Mr. Lubetkin, who is retired from a career in public relations and public affairs, entered his first county fair baking competition about two dozen years ago in Ohio and has been competing ever since. In the Cleveland area, he would often enter as many as 12 or 13 competitions, many of them happening simultaneously. The New York State Fair spreads the baking competitions out over more days, making it easier for bakers. 

“I grew up in New York City and my mom was one of those people who was always in the kitchen. Being the youngest of three kids, I always had time to spend with her.” He started off with Betty Crocker mixes and soon advanced to baking his own cakes from scratch. “When I had kids and they were really young, I’d ask them what type of cake they wanted for their birthdays, and it just grew into other things.” 

Closer to home, Mr. Lubetkin has been a contestant at the Long Island Fair in Old Bethpage, the Springs Agricultural Fair, and the chowder contest at the East Hampton Town Trustee’s Largest Clam Contest, where his Bonac chowder won the top prize in 2016.

Despite his culinary success, he says his wife, Marika O’Doherty, is the better cook in the family. “I do the stuff that people go wow over and she does the stuff that’s really good.” However, in addition to baking and making a mean clam chowder, Mr. Lubetkin also smokes meats, with brisket a particular specialty. 

And all this out of surprisingly modest kitchen. His oven, he said, “is the least sexy oven you can have.” Outside, “I have a small Weber grill and my smoker is about two feet by two feet square and about four feet high. It’s amazing how in those two little things you can get an awful lot done.” 

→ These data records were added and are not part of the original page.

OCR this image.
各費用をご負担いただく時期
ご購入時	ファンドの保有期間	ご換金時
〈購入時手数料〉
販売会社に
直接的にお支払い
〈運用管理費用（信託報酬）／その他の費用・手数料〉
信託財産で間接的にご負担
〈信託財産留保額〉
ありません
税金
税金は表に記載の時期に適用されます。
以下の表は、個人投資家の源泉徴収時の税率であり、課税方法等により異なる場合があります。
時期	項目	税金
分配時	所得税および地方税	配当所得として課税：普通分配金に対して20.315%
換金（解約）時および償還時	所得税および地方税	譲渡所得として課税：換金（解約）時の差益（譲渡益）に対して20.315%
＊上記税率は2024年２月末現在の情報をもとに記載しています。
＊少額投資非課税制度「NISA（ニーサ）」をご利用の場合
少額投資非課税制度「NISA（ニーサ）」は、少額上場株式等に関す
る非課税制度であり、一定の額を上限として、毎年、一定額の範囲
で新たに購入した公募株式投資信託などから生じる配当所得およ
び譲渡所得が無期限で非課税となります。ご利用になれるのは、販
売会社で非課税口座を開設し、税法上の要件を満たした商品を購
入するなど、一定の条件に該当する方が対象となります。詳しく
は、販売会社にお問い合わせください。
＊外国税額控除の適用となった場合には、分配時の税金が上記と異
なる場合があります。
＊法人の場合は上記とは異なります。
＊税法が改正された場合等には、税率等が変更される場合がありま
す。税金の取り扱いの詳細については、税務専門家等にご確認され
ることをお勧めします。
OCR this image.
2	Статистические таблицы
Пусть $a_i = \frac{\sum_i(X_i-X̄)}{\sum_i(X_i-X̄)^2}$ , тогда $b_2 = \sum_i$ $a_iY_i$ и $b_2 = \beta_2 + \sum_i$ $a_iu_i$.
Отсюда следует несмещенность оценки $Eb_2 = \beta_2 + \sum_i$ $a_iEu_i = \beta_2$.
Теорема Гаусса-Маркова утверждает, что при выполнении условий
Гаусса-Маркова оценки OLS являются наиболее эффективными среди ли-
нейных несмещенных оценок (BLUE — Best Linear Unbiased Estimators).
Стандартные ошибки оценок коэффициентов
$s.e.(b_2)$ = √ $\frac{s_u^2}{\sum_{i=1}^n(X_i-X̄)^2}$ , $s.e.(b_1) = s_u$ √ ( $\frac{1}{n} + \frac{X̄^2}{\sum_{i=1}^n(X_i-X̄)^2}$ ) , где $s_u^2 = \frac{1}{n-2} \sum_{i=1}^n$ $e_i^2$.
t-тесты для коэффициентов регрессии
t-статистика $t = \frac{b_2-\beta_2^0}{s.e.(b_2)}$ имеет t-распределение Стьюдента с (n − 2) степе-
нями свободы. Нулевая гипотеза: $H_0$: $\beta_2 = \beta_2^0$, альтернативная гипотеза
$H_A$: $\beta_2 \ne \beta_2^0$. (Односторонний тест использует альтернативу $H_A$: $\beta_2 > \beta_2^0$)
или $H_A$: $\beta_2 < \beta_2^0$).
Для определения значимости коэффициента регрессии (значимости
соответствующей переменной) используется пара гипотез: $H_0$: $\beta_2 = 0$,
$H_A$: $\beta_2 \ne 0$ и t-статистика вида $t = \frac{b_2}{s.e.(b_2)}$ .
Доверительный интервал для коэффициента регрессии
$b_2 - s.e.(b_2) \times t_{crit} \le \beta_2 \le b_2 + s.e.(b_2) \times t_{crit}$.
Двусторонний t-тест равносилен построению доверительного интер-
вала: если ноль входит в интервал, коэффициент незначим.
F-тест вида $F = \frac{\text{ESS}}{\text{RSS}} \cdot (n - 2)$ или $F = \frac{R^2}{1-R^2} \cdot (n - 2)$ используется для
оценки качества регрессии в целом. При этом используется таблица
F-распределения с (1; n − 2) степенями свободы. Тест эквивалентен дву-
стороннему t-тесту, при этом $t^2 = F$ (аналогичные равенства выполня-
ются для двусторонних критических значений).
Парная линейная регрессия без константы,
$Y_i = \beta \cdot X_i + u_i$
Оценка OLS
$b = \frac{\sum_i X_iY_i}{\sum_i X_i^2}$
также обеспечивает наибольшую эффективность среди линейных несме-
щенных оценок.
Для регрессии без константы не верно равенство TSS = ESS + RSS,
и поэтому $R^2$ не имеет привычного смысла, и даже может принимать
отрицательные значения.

While he has won many awards for his baking, he is quick to admit his shortcomings. “The hardest thing for me are the real pies with the true crusts,” he said. As for his winning apple Breton, “This particular dough is almost like what you call a cookie crust. Anyone can really do this.”

One of the tricks to the recipe, which can be found online, is to cook the apples first. “It does two things: It keeps the pie from getting soggy and it creates a much more concentrated apple flavor.” 

His most important takeaway from his years of experience: Bake in advance and freeze. “For cakes and filled/frosted cookies that require many steps, the time-consuming part is the measuring, mixing, and then the actual time in the oven.”